METHODS: Using untargeted metabolomics, we quantified 563 fasting plasma metabolites from 1799 American Indian individuals attending 2 exams ( 5.5 years apart). We examined associations between metabolites and measures of LV structure (LV mass index, relative wall thickness), and diastolic function (peak early filling velocity to peak late filling velocity, isovolumic relaxation time, and deceleration time) using generalized estimating equation model. Findings were then replicated in an independent biracial cohort. Frailty Cox proportional hazards models were used to examine whether LV-related metabolites are associated with the risk of CHD over a 20-year follow-up. Pathway enrichment analysis was performed to identify relevant metabolic pathways.

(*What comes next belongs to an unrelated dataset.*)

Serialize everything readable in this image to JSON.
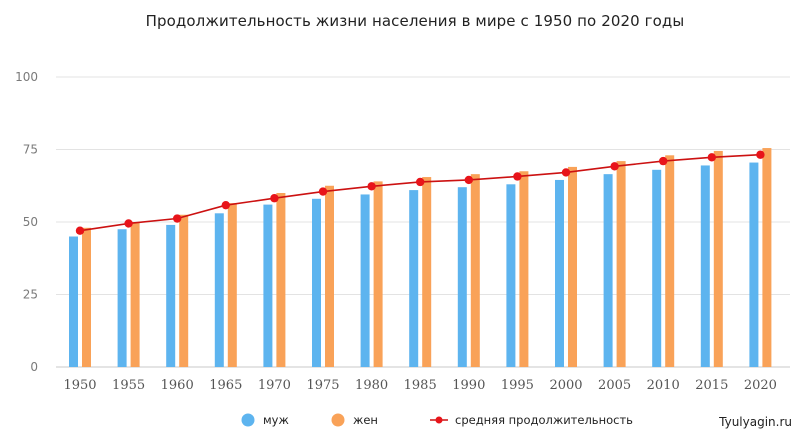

RESULTS: We identified 173 metabolites (47 named; q<0.05) associated with LV structure or diastolic function in the SHFS (Strong Heart Family Study), and some metabolites were confirmed in the biracial cohort. Three metabolites were additionally associated with incident CHD. Aspartic acid and palmitoleic acid were associated with lower LV mass index and peak early filling velocity to peak late filling velocity ratio and lower CHD risk (hazard ratios [HRs], 0.75 [95% CI, 0.56-0.99] to 0.81 [95% CI, 0.67-0.99]), whereas isothreonic acid was associated with higher relative wall thickness and higher CHD risk (HR, 1.15 [95% CI, 1.01-1.32]). LV-related metabolites were enriched in arginine biosynthesis, alanine-aspartate-glutamate metabolism, and starch and sucrose metabolism.

CONCLUSIONS: We identified metabolomic markers of LV structure and diastolic function, several of which that were independently associated with CHD risk, providing insight into metabolic pathways underlying LV subclinical changes and CHD.